Brazil refuses extradition of FETÖ terror suspect

DAILY SABAH
ISTANBUL
Published 08.08.2019 00:33

In what might come as a blow to bilateral relations, Brazil denied the extradition of a member of the Gülenist Terror Group (FETÖ) to Turkey.

The country's Supreme Court claimed there was no guarantee of a fair trial for Ali Sipahi in Turkey.

Sipahi, who runs restaurants in Sao Paulo has been a resident of Brazil for 12 years where he received citizenship and was among about 300 Gülenists living in Brazil. He was briefly detained upon Turkey's requests but was freed pending trial in May.

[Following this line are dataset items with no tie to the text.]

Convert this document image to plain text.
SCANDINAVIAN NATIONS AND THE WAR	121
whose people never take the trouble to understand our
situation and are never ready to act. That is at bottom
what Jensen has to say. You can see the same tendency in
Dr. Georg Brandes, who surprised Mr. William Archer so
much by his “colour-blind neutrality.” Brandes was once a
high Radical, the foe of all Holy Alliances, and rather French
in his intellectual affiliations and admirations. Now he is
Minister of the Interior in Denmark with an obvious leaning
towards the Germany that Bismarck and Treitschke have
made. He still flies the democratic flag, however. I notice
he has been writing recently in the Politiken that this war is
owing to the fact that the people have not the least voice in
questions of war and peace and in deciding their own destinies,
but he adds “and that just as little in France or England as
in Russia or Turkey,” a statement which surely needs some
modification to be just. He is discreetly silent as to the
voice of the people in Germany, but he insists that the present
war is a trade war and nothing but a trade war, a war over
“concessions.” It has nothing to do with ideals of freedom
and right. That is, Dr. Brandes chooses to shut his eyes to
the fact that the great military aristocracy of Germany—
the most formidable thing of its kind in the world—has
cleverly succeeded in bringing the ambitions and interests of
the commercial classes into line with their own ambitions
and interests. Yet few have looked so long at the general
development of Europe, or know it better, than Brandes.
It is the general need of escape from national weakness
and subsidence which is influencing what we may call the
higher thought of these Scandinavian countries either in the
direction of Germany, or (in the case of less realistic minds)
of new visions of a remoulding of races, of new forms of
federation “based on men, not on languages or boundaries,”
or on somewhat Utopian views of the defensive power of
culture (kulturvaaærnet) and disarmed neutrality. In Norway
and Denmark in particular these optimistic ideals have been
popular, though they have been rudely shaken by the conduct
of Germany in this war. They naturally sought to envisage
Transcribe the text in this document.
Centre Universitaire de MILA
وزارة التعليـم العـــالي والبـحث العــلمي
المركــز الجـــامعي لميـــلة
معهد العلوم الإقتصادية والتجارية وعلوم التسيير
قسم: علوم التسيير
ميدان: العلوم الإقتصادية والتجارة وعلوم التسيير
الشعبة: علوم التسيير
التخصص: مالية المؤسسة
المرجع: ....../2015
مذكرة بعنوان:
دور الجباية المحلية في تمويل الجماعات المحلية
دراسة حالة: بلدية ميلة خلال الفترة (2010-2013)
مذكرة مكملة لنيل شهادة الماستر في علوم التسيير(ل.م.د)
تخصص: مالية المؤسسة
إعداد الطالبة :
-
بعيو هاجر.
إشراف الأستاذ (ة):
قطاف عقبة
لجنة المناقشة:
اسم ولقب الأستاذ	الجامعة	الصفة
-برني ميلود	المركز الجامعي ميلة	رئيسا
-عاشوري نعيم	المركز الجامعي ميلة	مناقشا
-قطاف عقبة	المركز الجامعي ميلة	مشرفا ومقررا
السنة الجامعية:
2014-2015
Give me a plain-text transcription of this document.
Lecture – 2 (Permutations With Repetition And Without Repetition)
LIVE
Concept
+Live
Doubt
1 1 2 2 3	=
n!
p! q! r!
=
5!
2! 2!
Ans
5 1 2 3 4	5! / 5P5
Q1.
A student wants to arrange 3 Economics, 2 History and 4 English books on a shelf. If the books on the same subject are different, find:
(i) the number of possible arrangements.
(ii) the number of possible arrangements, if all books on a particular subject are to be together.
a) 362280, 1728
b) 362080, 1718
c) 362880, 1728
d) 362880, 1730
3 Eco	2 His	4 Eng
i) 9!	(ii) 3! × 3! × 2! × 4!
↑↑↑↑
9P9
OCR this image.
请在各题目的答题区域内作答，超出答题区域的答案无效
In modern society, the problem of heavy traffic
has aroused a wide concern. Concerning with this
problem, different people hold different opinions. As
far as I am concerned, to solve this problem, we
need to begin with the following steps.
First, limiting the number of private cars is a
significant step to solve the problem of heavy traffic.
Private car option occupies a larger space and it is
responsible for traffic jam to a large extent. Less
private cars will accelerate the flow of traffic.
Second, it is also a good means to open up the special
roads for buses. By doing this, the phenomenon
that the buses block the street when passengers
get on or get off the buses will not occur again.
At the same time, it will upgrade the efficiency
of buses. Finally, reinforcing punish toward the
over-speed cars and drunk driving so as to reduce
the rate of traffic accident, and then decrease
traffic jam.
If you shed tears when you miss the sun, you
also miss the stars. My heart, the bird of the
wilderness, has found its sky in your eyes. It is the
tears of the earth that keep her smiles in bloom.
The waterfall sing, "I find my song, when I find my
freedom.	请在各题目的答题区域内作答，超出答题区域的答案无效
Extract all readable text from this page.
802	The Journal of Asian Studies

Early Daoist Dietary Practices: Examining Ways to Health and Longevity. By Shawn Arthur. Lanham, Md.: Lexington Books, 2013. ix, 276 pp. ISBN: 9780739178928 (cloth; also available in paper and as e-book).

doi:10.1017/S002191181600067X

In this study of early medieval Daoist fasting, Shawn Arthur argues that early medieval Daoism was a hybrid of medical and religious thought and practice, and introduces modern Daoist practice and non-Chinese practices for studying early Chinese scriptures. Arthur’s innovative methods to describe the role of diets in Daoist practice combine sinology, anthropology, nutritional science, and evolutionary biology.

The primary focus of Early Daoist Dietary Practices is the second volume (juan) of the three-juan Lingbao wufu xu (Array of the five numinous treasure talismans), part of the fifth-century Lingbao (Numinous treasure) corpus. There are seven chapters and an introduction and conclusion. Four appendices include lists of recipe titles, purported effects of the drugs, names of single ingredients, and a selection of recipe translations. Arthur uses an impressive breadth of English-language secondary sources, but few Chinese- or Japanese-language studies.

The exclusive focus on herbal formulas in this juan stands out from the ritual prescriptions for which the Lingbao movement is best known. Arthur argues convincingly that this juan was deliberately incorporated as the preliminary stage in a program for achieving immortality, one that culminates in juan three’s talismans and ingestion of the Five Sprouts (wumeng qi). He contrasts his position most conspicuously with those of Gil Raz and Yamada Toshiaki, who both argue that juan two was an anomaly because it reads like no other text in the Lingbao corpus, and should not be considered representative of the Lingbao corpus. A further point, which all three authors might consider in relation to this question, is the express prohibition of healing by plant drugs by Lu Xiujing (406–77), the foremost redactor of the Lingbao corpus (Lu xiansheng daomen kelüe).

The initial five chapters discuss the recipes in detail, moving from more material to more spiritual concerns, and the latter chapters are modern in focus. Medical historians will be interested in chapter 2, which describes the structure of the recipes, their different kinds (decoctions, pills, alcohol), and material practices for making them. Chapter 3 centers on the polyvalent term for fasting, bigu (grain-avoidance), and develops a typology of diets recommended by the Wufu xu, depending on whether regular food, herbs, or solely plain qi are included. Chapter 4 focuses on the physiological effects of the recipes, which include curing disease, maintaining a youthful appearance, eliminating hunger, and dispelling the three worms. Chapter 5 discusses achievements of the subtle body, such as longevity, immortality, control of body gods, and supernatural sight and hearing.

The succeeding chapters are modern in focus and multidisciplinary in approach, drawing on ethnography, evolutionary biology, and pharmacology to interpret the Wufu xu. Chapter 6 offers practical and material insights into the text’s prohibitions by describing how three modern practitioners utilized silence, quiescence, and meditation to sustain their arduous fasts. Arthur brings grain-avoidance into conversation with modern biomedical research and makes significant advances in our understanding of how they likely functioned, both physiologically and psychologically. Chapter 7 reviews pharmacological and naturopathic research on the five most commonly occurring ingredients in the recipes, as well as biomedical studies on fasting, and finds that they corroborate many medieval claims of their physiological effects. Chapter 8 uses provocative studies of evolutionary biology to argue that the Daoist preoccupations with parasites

FETÖ is accused of staging the July 15 coup attempt that tried to overthrow Turkey's democratically elected government and killed 251 people and injured nearly 2,200 others.

The terrorist group is also accused of using its infiltrators in the police and the judiciary to launch two other coup attempts on Dec. 17 and Dec. 25 in 2013, under the guise of graft probes, in addition to sham trials launched against its adversaries using illegal or fake evidence and trumped-up charges.

The U.S. remains the main hub of FETÖ activity where the shadowy group operates hundreds of charter schools and affiliated companies, providing visa and employment opportunities for thousands of its followers. Gülen has lived in self-imposed exile in a secluded compound in the U.S. state of Pennsylvania since 1999.

Different countries around the world have extradited some 107 FETÖ suspects to Turkey, Justice Minister Abdulhamit Gül announced back in March, adding that they sought extradition of 504 people from 91 countries in total.

A large number of Gülenists, mostly high-ranking figures, fled Turkey when the coup attempt was thwarted. A large number of Gülenists had already left the country prior to the coup attempt after Turkish prosecutors launched investigations into other crimes of the terrorist group. Despite Turkey's extradition requests and bilateral legal agreements, many FETÖ members still enjoy their lives in different countries around the world. The terrorist group, which disguised itself for years as a charity movement with religious undertones, runs a global network of schools and companies which are used to fund its activities.

Turkey managed to secure the support of its allies for the closure of schools and companies and their handover to Turkish authorities since the 2016 coup attempt though its key allies in Europe and the U.S. remain reluctant on helping Turkey's counterterrorism efforts by refusing the extradition of key FETÖ figures.